O’Neill also wrote A Man Called Daddy and Here’s Looking at You, Kids: The Crowded Romance of Mom and Dad. “Welcome to a world where apple juice is the nectar of the gods,” he wrote. “Welcome to a slow dance of night-lights and snow pants. Welcome to what would be a look at family life through rose-colored glasses, if the kids hadn’t sold my glasses to their friend Phil.”
In his stories, O’Neill recounts with humor and affection such fatherly moments as:
- reaching into the pocket of his suit for a business card and retrieving instead a body part belonging to Mr. Potato Head
- discovering something sticky in the VCR
- making a Halloween costume from a spaghetti strainer and a small rug from the hall
- desperately trying to find a moment alone with mom for some quick romance
- playing the part of a chicken in a fantasy game understood only by the child
The following Toyota TV spot reminds me of O’Neill’s perspective on parenting.

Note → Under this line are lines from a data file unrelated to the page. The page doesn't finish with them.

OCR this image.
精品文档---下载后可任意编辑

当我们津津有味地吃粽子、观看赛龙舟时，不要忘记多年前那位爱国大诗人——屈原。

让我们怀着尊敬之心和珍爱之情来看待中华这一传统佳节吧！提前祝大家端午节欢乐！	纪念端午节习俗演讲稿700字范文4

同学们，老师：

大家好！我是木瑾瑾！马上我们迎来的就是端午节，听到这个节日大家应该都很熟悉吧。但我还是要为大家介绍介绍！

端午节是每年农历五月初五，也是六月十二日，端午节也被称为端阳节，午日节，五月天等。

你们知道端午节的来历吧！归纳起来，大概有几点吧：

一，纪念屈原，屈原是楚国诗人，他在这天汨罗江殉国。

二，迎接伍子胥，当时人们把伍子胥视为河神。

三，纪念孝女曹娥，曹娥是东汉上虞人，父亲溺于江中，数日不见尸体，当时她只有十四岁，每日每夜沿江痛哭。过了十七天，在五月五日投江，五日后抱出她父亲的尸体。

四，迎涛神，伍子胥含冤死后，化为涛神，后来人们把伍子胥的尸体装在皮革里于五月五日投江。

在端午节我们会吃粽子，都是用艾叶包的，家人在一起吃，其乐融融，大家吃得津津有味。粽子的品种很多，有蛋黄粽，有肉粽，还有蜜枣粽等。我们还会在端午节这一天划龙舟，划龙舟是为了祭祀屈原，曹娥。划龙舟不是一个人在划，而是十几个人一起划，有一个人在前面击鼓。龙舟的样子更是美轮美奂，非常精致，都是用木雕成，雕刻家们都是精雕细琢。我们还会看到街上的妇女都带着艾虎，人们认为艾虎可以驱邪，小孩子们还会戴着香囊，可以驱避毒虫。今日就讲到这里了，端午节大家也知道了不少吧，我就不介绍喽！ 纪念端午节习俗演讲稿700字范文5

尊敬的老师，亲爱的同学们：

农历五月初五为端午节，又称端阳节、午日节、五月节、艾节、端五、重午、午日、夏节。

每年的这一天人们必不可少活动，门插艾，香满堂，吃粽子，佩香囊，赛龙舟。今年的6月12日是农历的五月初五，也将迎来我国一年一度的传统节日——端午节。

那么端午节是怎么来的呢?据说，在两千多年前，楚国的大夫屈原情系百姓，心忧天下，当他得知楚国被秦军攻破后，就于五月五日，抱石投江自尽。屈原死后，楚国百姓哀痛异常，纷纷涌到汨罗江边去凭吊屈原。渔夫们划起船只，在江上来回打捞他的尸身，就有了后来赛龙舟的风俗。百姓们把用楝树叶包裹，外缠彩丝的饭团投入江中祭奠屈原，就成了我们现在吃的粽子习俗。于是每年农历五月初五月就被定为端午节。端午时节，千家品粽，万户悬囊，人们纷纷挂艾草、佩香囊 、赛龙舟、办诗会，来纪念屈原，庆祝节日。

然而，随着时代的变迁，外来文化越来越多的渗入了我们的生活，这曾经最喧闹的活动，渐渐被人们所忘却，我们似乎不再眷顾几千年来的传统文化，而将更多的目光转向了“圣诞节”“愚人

Enter the Siennas:
Of course, the Sienna family and their Swagger Wagon have a Facebook page and their own YouTube channel.
Some find this hip-hop, gansta-rapping parody funny. A few find it racist!

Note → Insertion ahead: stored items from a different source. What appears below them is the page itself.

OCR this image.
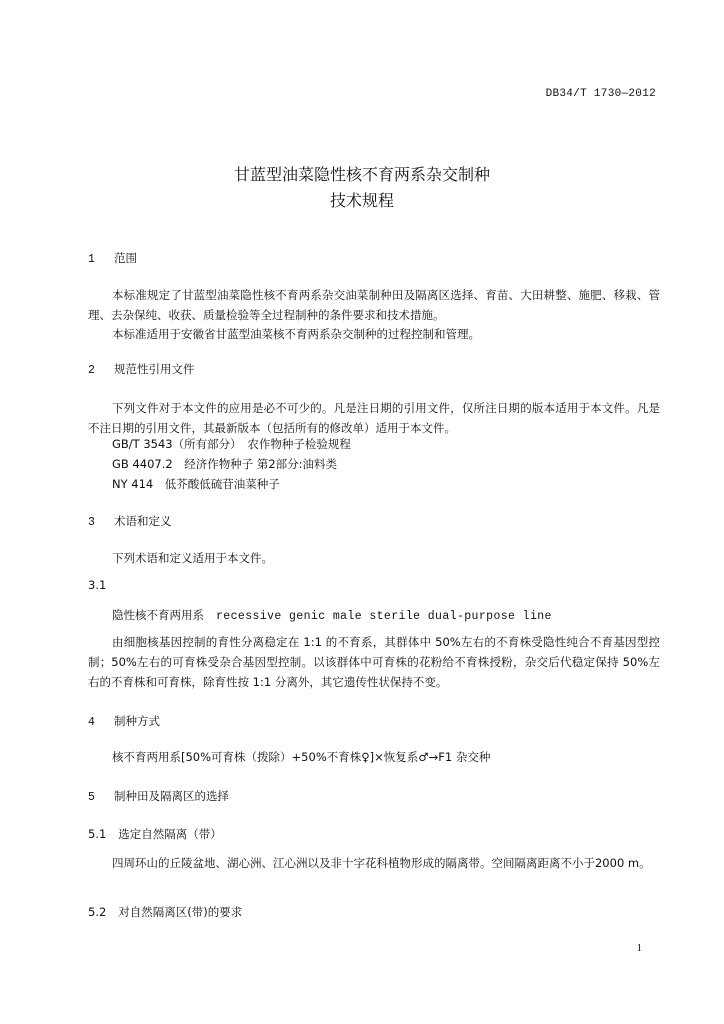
DB34/T 1730—2012
甘蓝型油菜隐性核不育两系杂交制种
技术规程
1 范围

本标准规定了甘蓝型油菜隐性核不育两系杂交油菜制种田及隔离区选择、育苗、大田耕整、施肥、移栽、管理、去杂保纯、收获、质量检验等全过程制种的条件要求和技术措施。

本标准适用于安徽省甘蓝型油菜核不育两系杂交制种的过程控制和管理。

2 规范性引用文件

下列文件对于本文件的应用是必不可少的。凡是注日期的引用文件，仅所注日期的版本适用于本文件。凡是不注日期的引用文件，其最新版本（包括所有的修改单）适用于本文件。

GB/T 3543（所有部分）　农作物种子检验规程
GB 4407.2　经济作物种子 第2部分:油料类
NY 414　低芥酸低硫苷油菜种子
3 术语和定义

下列术语和定义适用于本文件。

3.1
隐性核不育两用系 recessive genic male sterile dual-purpose line

由细胞核基因控制的育性分离稳定在 1:1 的不育系，其群体中 50%左右的不育株受隐性纯合不育基因型控制；50%左右的可育株受杂合基因型控制。以该群体中可育株的花粉给不育株授粉，杂交后代稳定保持 50%左右的不育株和可育株，除育性按 1:1 分离外，其它遗传性状保持不变。

4 制种方式
核不育两用系[50%可育株（拨除）+50%不育株♀]×恢复系♂→F1 杂交种
5 制种田及隔离区的选择
5.1 选定自然隔离（带）

四周环山的丘陵盆地、湖心洲、江心洲以及非十字花科植物形成的隔离带。空间隔离距离不小于2000 m。

5.2 对自然隔离区(带)的要求
1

More importantly, does it work? Does poking fun at parenthood sell minivans? Do parents, the target audience, embrace the joke — at their expense?



Yes. The answer is yes.
Parenting is a universal experience shared by many. One of the universal elements of this universal experience is the ability to not take oneself too seriously. As a dad, I laugh at myself constantly. We joke about our not-so-perfect parenting skills at playgrounds all across the country.
Trying to be cool is last on our wish list – well behind diapers, snot removal, nap time, etc. Toyota has captured this idea perfectly. Using satire to illustrate “our need to be cool” is not offensive, it’s tapping into a shared conversation of self-mockery that’s already in session. It’s brilliant.
Thanks, Jake. You sound like a cool dad to me. Do you own a minivan?
The Daddy Cool book and the Toyota campaign take an eminently uncool situation and make it cool via one’s personal attitude and approach. I think the strategy is brilliant as well. Just wondered how effective it is, as I’m a couple of years out of the target audience and made do with a station wagon during those years.
I don’t own a mini-van, but those commercials are persuasive — I sent links to a group of friends who all have babies of varying ages. I never do that. Ever.
I’m a designer/illustrator so I’m very aware of when I’m being marketed to. It didn’t matter. Humor trumps my distaste for shilling for a car company for free.